Curiosamente, la atmósfera ejercía un efecto catártico sobre Jericho, gracias al cual los ofensivos comentarios de Zhao desaparecían de un modo irreversible. Aquellos zombis cibernéticos parecían, en cierto modo, animarse a hacerle saber que se necesitaba solamente un insignificante esfuerzo de la voluntad para poner fin a la condición de su soledad, lo señalaban con sus dedos enflaquecidos, lo culpaban de coquetear con la tristeza, de amurallarse en el pasado y sacar a colación sus miserias, lo devolvían de nuevo a la vida, que hasta ahora no había sido tan mala como él pensaba. Jericho tomó entonces miles de decisiones, pompas de jabón sobre cuya superficie vio la irisación de un futuro. De modo singular, aquel Cyber Planet le proporcionaba consuelo. Como si lo hubieran ensayado, en ese momento lo llamó Zhao y afirmó que sólo quería saber cómo le iba.
Estaba bien, le respondió el detective.
Y otra vez volvió a la espera. Bastante familiarizado con mirar fija y estoicamente a un punto, el ir y venir del mercado empezaba a aburrirlo. La gente comía y bebía, regateaba, vagaba por allí, se apareaba, reía o se peleaba. La noche pertenecía a los gánsteres, allí vaciaban el botín del día, lo devolvían al ciclo de la codicia, y lo hacían pacíficamente, según parecía. Jericho empezó a envidiar a Zhao por aquella riña, y decidió fiarse durante un rato del escáner, sincronizó las gafas holográficas con el móvil y se conectó a Second Life. El mercado desapareció y dio paso a un bulevar con tascas, comercios y un cine. A través de la pantalla táctil del móvil, Jericho dirigía a su avatar a lo largo de la calle. En ese mundo, Jericho tenía la piel oscura, llevaba el pelo negro y largo y se llamaba Juan Narciso Ucañán, un nombre que había leído hacía muchos años en algún
thriller.
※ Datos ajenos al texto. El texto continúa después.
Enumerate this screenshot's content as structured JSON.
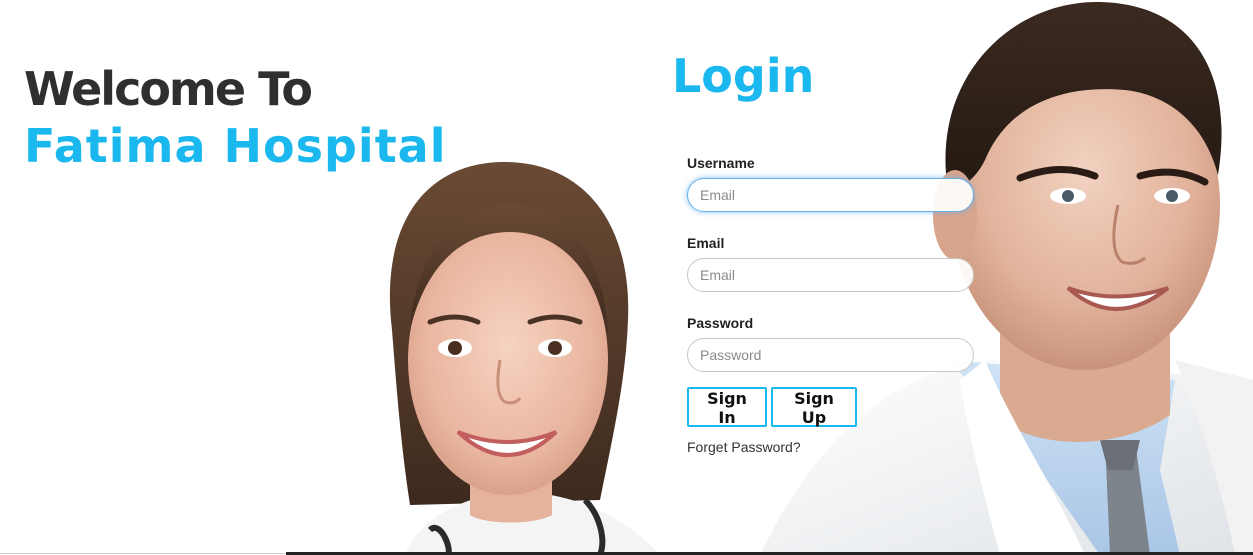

A
una mesa bajo el sol estaban sentadas tres mujeres jóvenes muy atractivas, todas con alas transparentes y afiligranadas antenas encima de los ojos.
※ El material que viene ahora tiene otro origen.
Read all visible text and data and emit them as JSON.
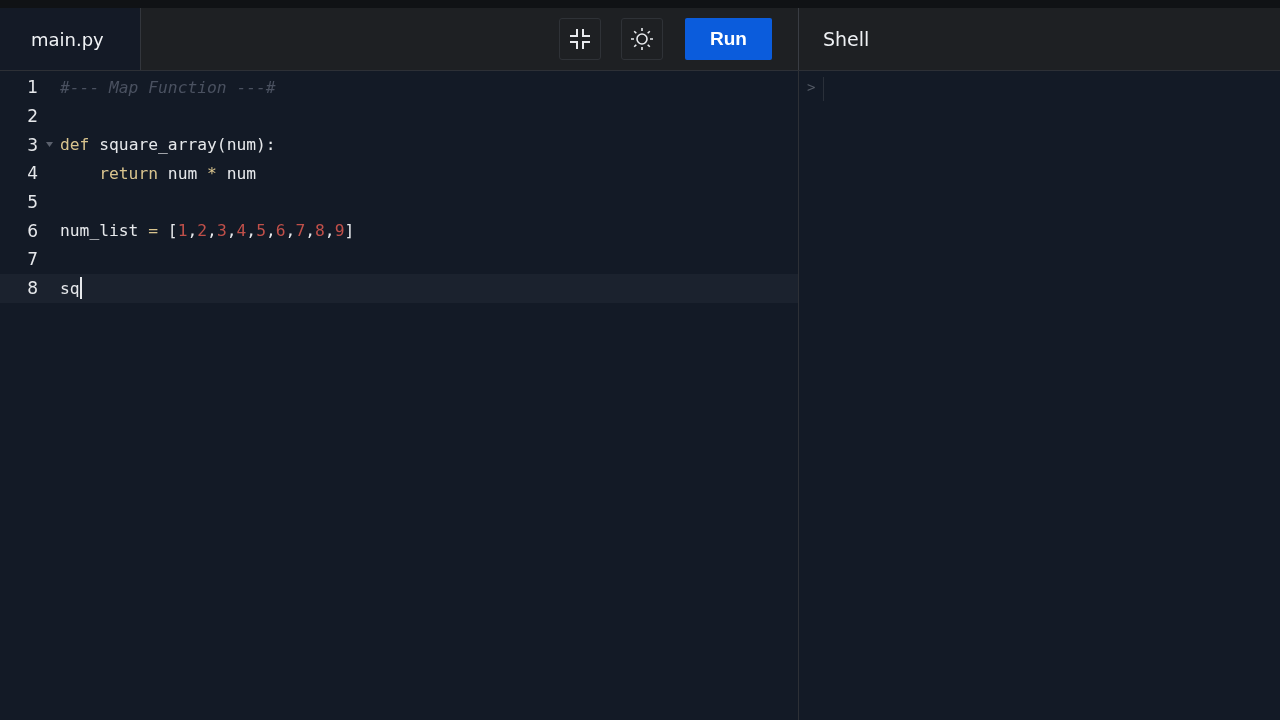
{
  "tab": {
    "label": "main.py",
    "selected": true
  },
  "toolbar": {
    "run_label": "Run"
  },
  "shell": {
    "title": "Shell",
    "prompt": ">"
  },
  "editor": {
    "lines": [
      {
        "number": "1",
        "active": false,
        "fold": false,
        "tokens": [
          {
            "kind": "comment",
            "text": "#--- Map Function ---#"
          }
        ]
      },
      {
        "number": "2",
        "active": false,
        "fold": false
      },
      {
        "number": "3",
        "active": false,
        "fold": true,
        "tokens": [
          {
            "kind": "keyword",
            "text": "def"
          },
          {
            "kind": "plain",
            "text": " square_array(num):"
          }
        ]
      },
      {
        "number": "4",
        "active": false,
        "fold": false,
        "indented": true,
        "tokens": [
          {
            "kind": "keyword",
            "text": "return"
          },
          {
            "kind": "plain",
            "text": " num "
          },
          {
            "kind": "operator",
            "text": "*"
          },
          {
            "kind": "plain",
            "text": " num"
          }
        ]
      },
      {
        "number": "5",
        "active": false,
        "fold": false
      },
      {
        "number": "6",
        "active": false,
        "fold": false,
        "tokens": [
          {
            "kind": "plain",
            "text": "num_list "
          },
          {
            "kind": "operator",
            "text": "="
          },
          {
            "kind": "plain",
            "text": " ["
          },
          {
            "kind": "number",
            "text": "1"
          },
          {
            "kind": "plain",
            "text": ","
          },
          {
            "kind": "number",
            "text": "2"
          },
          {
            "kind": "plain",
            "text": ","
          },
          {
            "kind": "number",
            "text": "3"
          },
          {
            "kind": "plain",
            "text": ","
          },
          {
            "kind": "number",
            "text": "4"
          },
          {
            "kind": "plain",
            "text": ","
          },
          {
            "kind": "number",
            "text": "5"
          },
          {
            "kind": "plain",
            "text": ","
          },
          {
            "kind": "number",
            "text": "6"
          },
          {
            "kind": "plain",
            "text": ","
          },
          {
            "kind": "number",
            "text": "7"
          },
          {
            "kind": "plain",
            "text": ","
          },
          {
            "kind": "number",
            "text": "8"
          },
          {
            "kind": "plain",
            "text": ","
          },
          {
            "kind": "number",
            "text": "9"
          },
          {
            "kind": "plain",
            "text": "]"
          }
        ]
      },
      {
        "number": "7",
        "active": false,
        "fold": false
      },
      {
        "number": "8",
        "active": true,
        "fold": false,
        "tokens": [
          {
            "kind": "plain",
            "text": "sq"
          }
        ]
      }
    ]
  }
}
—Hola —le dijo a una de ellas.
La joven levantó la vista y le dedicó una sonrisa radiante. El avatar de Jericho era una obra maestra de la programación y, aun para las elevadas exigencias de Second Life, tenía un aspecto extraordinariamente atractivo.
—Me llamo Juan —dijo—. Soy nuevo aquí.
—Soy Inara —dijo la joven—. Inara Gold.
—Eres muy guapa, Inara. ¿Tienes ganas de vivir una experiencia fuera de serie?
El avatar que se hacía llamar Inara vaciló. El titubeo era típico de la mujer que se ocultaba detrás.
—Estoy aquí con mis amigas —repuso ella con una evasiva.
—Bueno, a mí me encantaría —dijo una de las amigas.
—A mí también —dijo la otra.
—Bien, hagamos algo los cuatro. —Juan Jericho mostró otra ancha sonrisa—. Pero primero tengo que hablar algo con la más guapa de vosotras. Con Inara.
—¿Por qué conmigo?
—Porque tengo una sorpresa para ti —dijo él, señalando una silla vacía—. ¿Puedo sentarme a tu lado?
La joven asintió. Sus grandes ojos dorados lo miraron fijamente. Él se inclinó hacia adelante y bajó la voz.
—¿Podemos tener un poco de tranquilidad, hermosa Inara? ¿Solos nosotros dos?
—Que por mí no sea, guapo.
—Nosotras ya nos largamos —dijo una de las amigas, levantándose.
La otra sacó una lengua bífida por entre los dientes y pescó un insecto que pasaba, se lo tragó y resopló ofendida. Ambas desplegaron sus alas y desaparecieron detrás de un frente de nubes de color rosa. Inara adoptó una postura afectada y sacó pecho. La tela de su diminuto top empezó a volverse transparente.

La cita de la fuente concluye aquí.